I forget how sheltering my online community can be for me, the tolerance and the safe spaces we attempt to create (although not always successfully) and the way we strive daily to show that all bodies matter. I forget how quickly some people are to judge a person as being the sum of their job, and that some work can be dismissed as unworthy of respect.
Calling someone a pervert for going to a night club is a judgement that is not yours to make. Consensual adults participating in things they enjoy w/ people who are also consenting adults is no body’s business but their own. The work a dancer does is no less valid than the work a server or bartender does, and often it is a way to keep the bills paid and to provide.
Calling someone a pervert for going to a night club is also a way of othering the people (mostly women) who work at these clubs.

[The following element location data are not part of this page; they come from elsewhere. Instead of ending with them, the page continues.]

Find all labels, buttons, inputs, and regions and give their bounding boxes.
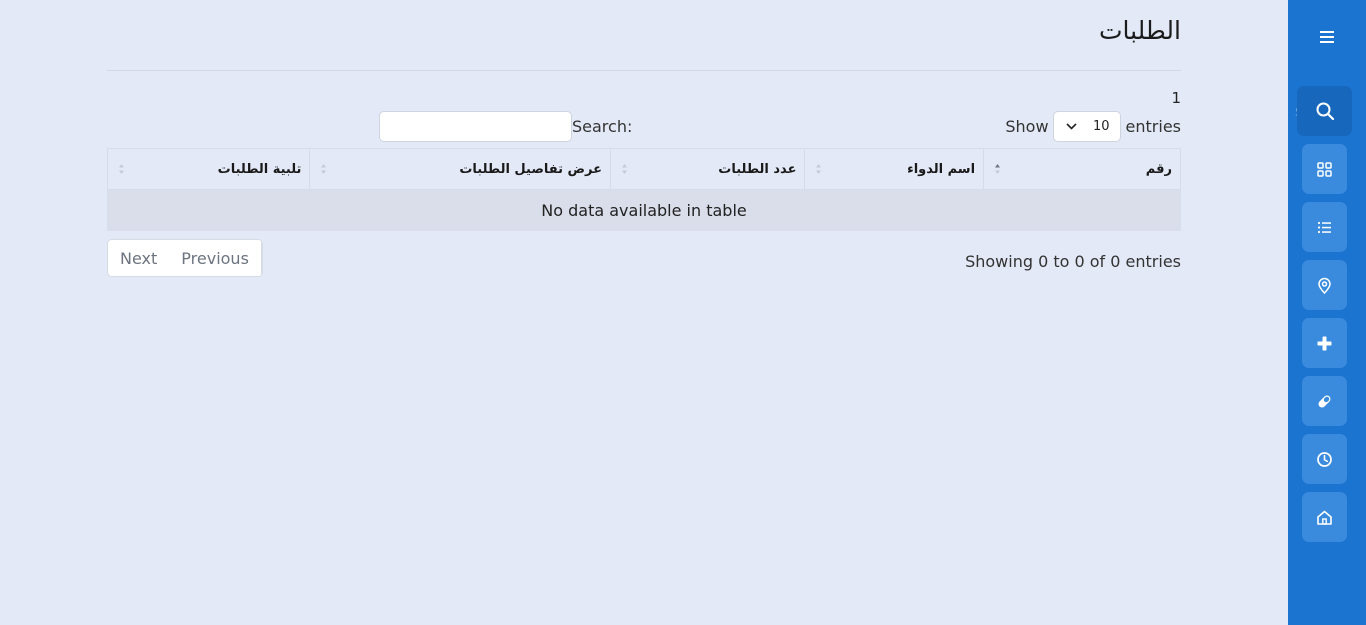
table-header-row: رقم اسم الدواء عدد الطلبات عرض تفاصيل ال… (106, 148, 1181, 190)
sidebar-item-history[interactable] (1302, 434, 1347, 484)
table-row: No data available in table (107, 189, 1181, 231)
empty-table-message: No data available in table (107, 189, 1181, 231)
sort-icon (321, 164, 327, 174)
location-pin-icon (1318, 277, 1331, 294)
sidebar: s (1288, 0, 1366, 625)
sidebar-item-dashboard[interactable] (1302, 144, 1347, 194)
chevron-down-icon (1065, 123, 1077, 130)
sort-icon (622, 164, 628, 174)
sidebar-item-location[interactable] (1302, 260, 1347, 310)
sidebar-item-search[interactable] (1297, 86, 1352, 136)
search-label: Search: (572, 117, 633, 136)
column-header-drug-name[interactable]: اسم الدواء (804, 148, 985, 190)
previous-button[interactable]: Previous (169, 240, 262, 276)
sidebar-item-add[interactable] (1302, 318, 1347, 368)
sidebar-item-medicine[interactable] (1302, 376, 1347, 426)
entries-length-value: 10 (1092, 119, 1110, 134)
entries-length-select[interactable]: 10 (1052, 111, 1121, 142)
menu-icon[interactable] (1316, 28, 1338, 46)
table-info: Showing 0 to 0 of 0 entries (965, 252, 1181, 271)
pagination: Next Previous (107, 239, 263, 277)
page-title: الطلبات (1098, 16, 1181, 45)
sort-icon (995, 164, 1001, 174)
home-icon (1317, 510, 1332, 525)
pill-icon (1318, 395, 1331, 407)
grid-icon (1317, 161, 1332, 177)
entries-length-control: Show 10 entries (1005, 111, 1181, 142)
show-label: Show (1005, 117, 1049, 136)
column-header-request-details[interactable]: عرض تفاصيل الطلبات (309, 148, 612, 190)
sort-icon (119, 164, 124, 174)
search-icon (1316, 102, 1334, 121)
sidebar-item-list[interactable] (1302, 202, 1347, 252)
title-divider (107, 70, 1181, 71)
list-icon (1317, 221, 1331, 233)
stray-number: 1 (1171, 89, 1181, 107)
sort-icon (816, 164, 822, 174)
next-button[interactable]: Next (108, 240, 170, 276)
column-header-id[interactable]: رقم (983, 148, 1181, 190)
sidebar-item-home[interactable] (1302, 492, 1347, 542)
main-content: الطلبات 1 Show 10 entries Search: رقم اس… (106, 0, 1181, 625)
table-search-control: Search: (379, 111, 632, 142)
column-header-request-count[interactable]: عدد الطلبات (610, 148, 806, 190)
column-header-fulfill-requests[interactable]: تلبية الطلبات (106, 148, 311, 190)
plus-icon (1317, 336, 1332, 350)
requests-table: رقم اسم الدواء عدد الطلبات عرض تفاصيل ال… (106, 148, 1181, 231)
entries-label: entries (1125, 117, 1181, 136)
search-input[interactable] (379, 111, 572, 142)
clock-icon (1317, 451, 1332, 467)
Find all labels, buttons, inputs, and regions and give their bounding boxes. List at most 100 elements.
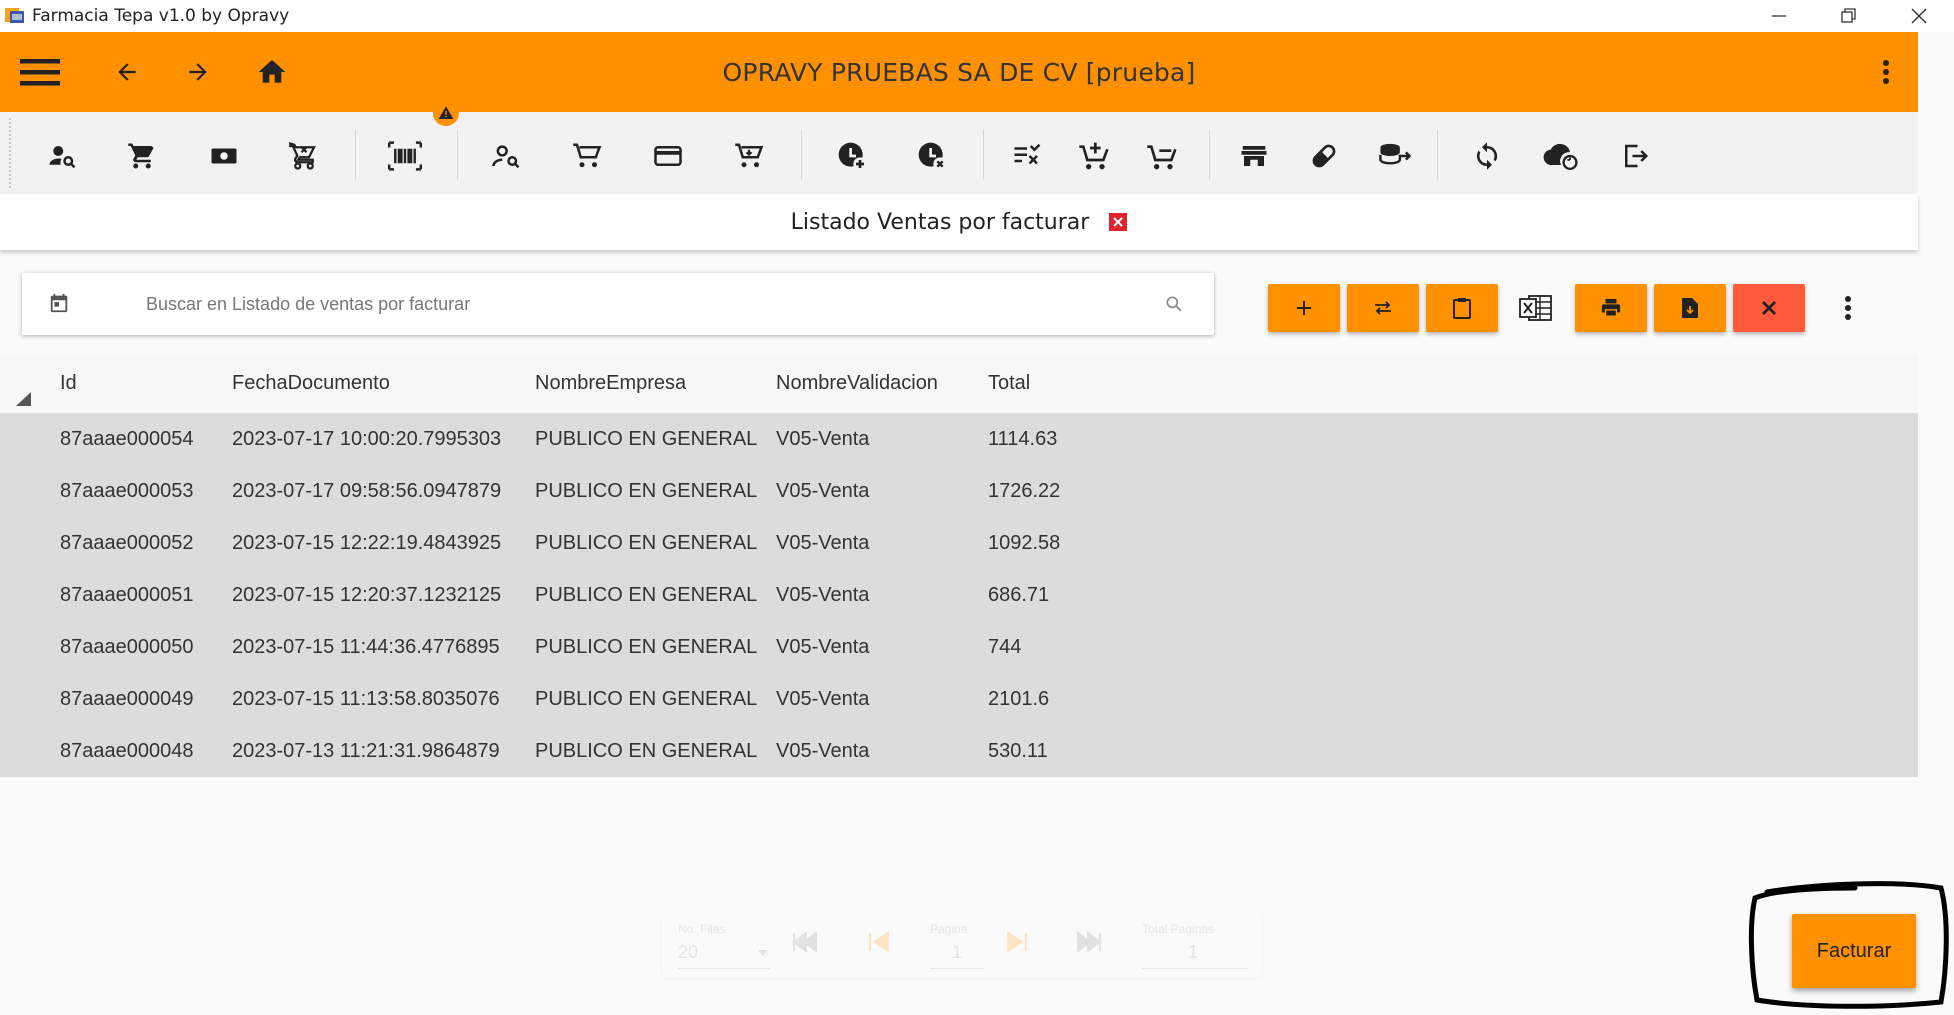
cell-validacion: V05-Venta — [776, 636, 870, 658]
page-input[interactable]: 1 — [952, 942, 962, 963]
toolbar-button-cart-check[interactable] — [1142, 136, 1182, 176]
cell-id: 87aaae000051 — [60, 584, 194, 606]
cell-empresa: PUBLICO EN GENERAL — [535, 480, 758, 502]
app-bar: OPRAVY PRUEBAS SA DE CV [prueba] — [0, 32, 1918, 112]
menu-button[interactable] — [20, 52, 60, 92]
home-icon — [258, 60, 286, 83]
export-excel-button[interactable] — [1500, 284, 1572, 332]
cell-empresa: PUBLICO EN GENERAL — [535, 532, 758, 554]
table-row[interactable]: 87aaae000049 2023-07-15 11:13:58.8035076 P… — [0, 673, 1918, 725]
cart-remove-icon — [289, 141, 316, 170]
toolbar-button-clock-plus[interactable] — [832, 136, 872, 176]
toolbar-button-clock-remove[interactable] — [912, 136, 952, 176]
table-row[interactable]: 87aaae000050 2023-07-15 11:44:36.4776895 P… — [0, 621, 1918, 673]
add-button[interactable] — [1268, 284, 1340, 332]
shopping-cart-icon — [128, 143, 154, 169]
cash-icon — [211, 148, 237, 164]
column-header-total[interactable]: Total — [988, 372, 1030, 395]
clipboard-button[interactable] — [1426, 284, 1498, 332]
barcode-icon — [388, 141, 422, 171]
toolbar-button-cart-outline[interactable] — [567, 136, 607, 176]
cell-total: 1726.22 — [988, 480, 1061, 502]
next-page-icon[interactable] — [1006, 930, 1028, 954]
cart-arrow-icon — [735, 143, 764, 168]
cell-total: 530.11 — [988, 740, 1048, 762]
table-row[interactable]: 87aaae000051 2023-07-15 12:20:37.1232125 P… — [0, 569, 1918, 621]
actions-more-button[interactable] — [1812, 284, 1884, 332]
select-all-corner[interactable] — [16, 392, 31, 406]
person-search-outline-icon — [492, 145, 520, 169]
column-header-id[interactable]: Id — [60, 372, 77, 395]
search-input[interactable] — [122, 285, 1122, 323]
cell-total: 1114.63 — [988, 428, 1058, 450]
facturar-button[interactable]: Facturar — [1792, 914, 1916, 988]
toolbar-button-cloud-sync[interactable] — [1541, 136, 1581, 176]
toolbar-separator — [355, 130, 356, 180]
toolbar-button-client-search-2[interactable] — [486, 136, 526, 176]
home-button[interactable] — [252, 52, 292, 92]
toolbar-button-client-search[interactable] — [42, 136, 82, 176]
swap-horiz-icon — [1375, 301, 1391, 315]
print-icon — [1601, 298, 1621, 317]
column-header-fecha[interactable]: FechaDocumento — [232, 372, 390, 395]
table-row[interactable]: 87aaae000053 2023-07-17 09:58:56.0947879 P… — [0, 465, 1918, 517]
column-header-validacion[interactable]: NombreValidacion — [776, 372, 938, 395]
warning-badge[interactable] — [433, 100, 459, 126]
search-icon[interactable] — [1164, 294, 1184, 314]
toolbar-button-store[interactable] — [1234, 136, 1274, 176]
cell-empresa: PUBLICO EN GENERAL — [535, 428, 758, 450]
toolbar-button-barcode[interactable] — [385, 136, 425, 176]
page-header: Listado Ventas por facturar — [0, 194, 1918, 250]
rows-per-page-select[interactable]: 20 — [678, 942, 698, 963]
appbar-more-button[interactable] — [1866, 52, 1906, 92]
close-icon — [1762, 301, 1776, 315]
toolbar-button-sync[interactable] — [1467, 136, 1507, 176]
sales-table: Id FechaDocumento NombreEmpresa NombreVa… — [0, 355, 1918, 777]
toolbar-button-cart[interactable] — [122, 136, 162, 176]
restore-button[interactable] — [1814, 0, 1884, 32]
more-vert-icon — [1883, 60, 1889, 84]
forward-button[interactable] — [178, 52, 218, 92]
sync-icon — [1476, 142, 1498, 170]
arrow-forward-icon — [189, 63, 207, 81]
table-row[interactable]: 87aaae000052 2023-07-15 12:22:19.4843925 P… — [0, 517, 1918, 569]
toolbar-button-playlist-remove[interactable] — [1007, 136, 1047, 176]
minimize-button[interactable] — [1744, 0, 1814, 32]
warning-icon — [438, 106, 454, 119]
close-window-button[interactable] — [1884, 0, 1954, 32]
last-page-icon[interactable] — [1074, 930, 1102, 954]
minimize-icon — [1772, 15, 1786, 17]
download-file-button[interactable] — [1654, 284, 1726, 332]
toolbar-separator — [457, 130, 458, 180]
window-title: Farmacia Tepa v1.0 by Opravy — [32, 6, 290, 26]
back-button[interactable] — [107, 52, 147, 92]
calendar-icon[interactable] — [48, 292, 70, 314]
toolbar-button-logout[interactable] — [1615, 136, 1655, 176]
toolbar-button-card[interactable] — [648, 136, 688, 176]
cell-fecha: 2023-07-15 12:20:37.1232125 — [232, 584, 502, 606]
search-box — [22, 273, 1214, 335]
column-header-empresa[interactable]: NombreEmpresa — [535, 372, 686, 395]
table-row[interactable]: 87aaae000048 2023-07-13 11:21:31.9864879 P… — [0, 725, 1918, 777]
add-icon — [1297, 301, 1311, 315]
cell-empresa: PUBLICO EN GENERAL — [535, 636, 758, 658]
toolbar-button-cash[interactable] — [204, 136, 244, 176]
clock-plus-icon — [838, 142, 867, 171]
toolbar-button-cart-remove[interactable] — [284, 136, 324, 176]
excel-icon — [1519, 295, 1552, 321]
first-page-icon[interactable] — [792, 930, 820, 954]
toolbar-button-cart-plus[interactable] — [1074, 136, 1114, 176]
cell-fecha: 2023-07-13 11:21:31.9864879 — [232, 740, 500, 762]
cell-total: 744 — [988, 636, 1022, 658]
swap-button[interactable] — [1347, 284, 1419, 332]
print-button[interactable] — [1575, 284, 1647, 332]
toolbar-button-database[interactable] — [1375, 136, 1415, 176]
close-page-button[interactable] — [1109, 213, 1128, 231]
toolbar-button-pill[interactable] — [1304, 136, 1344, 176]
toolbar-button-cart-arrow[interactable] — [729, 136, 769, 176]
page-label: Pagina — [930, 922, 968, 936]
previous-page-icon[interactable] — [868, 930, 890, 954]
delete-button[interactable] — [1733, 284, 1805, 332]
table-row[interactable]: 87aaae000054 2023-07-17 10:00:20.7995303 P… — [0, 413, 1918, 465]
playlist-remove-icon — [1014, 143, 1041, 165]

It makes it easy for us to dismiss them as somehow subhuman, and paves the way for horrific crimes to take place against them. It’s a subtle way of privileging one body over another, and it’s disgusting.
While I consider myself to be someone of the mind of “pro-sex“, I don’t like to lay labels to the sentiment, b/c it seems to draw a line to insinuate that people who don’t feel the same way as I do are somehow anti-sex. It’s more othering where such divides don’t need to be made. I do, however, get my hackles raised when I see someone shaming another person for the audacity of enjoying sex, or for having the gall to make a living. They aren’t hurting you, they aren’t knocking on your door and demanding that you have sex w/ them right now or forcing you to watch them perform.
Being pro-choice pretty much sums up all of my feelings on most things. Anything that takes away someone’s humanity or choices or agency and places limits on them based on the moral codes of the few isn’t helping. Being pro-choice means defending someone’s right to make a choice, whether it be about their body, their job, their chosen loved one, even if we find those choices to be personally icky (FTR, I do not find being a sex worker, or respectfully enjoying such things to be icky). When we allow our personal morals to limit the choices of others or to needlessly shame them we are taking huge steps backward.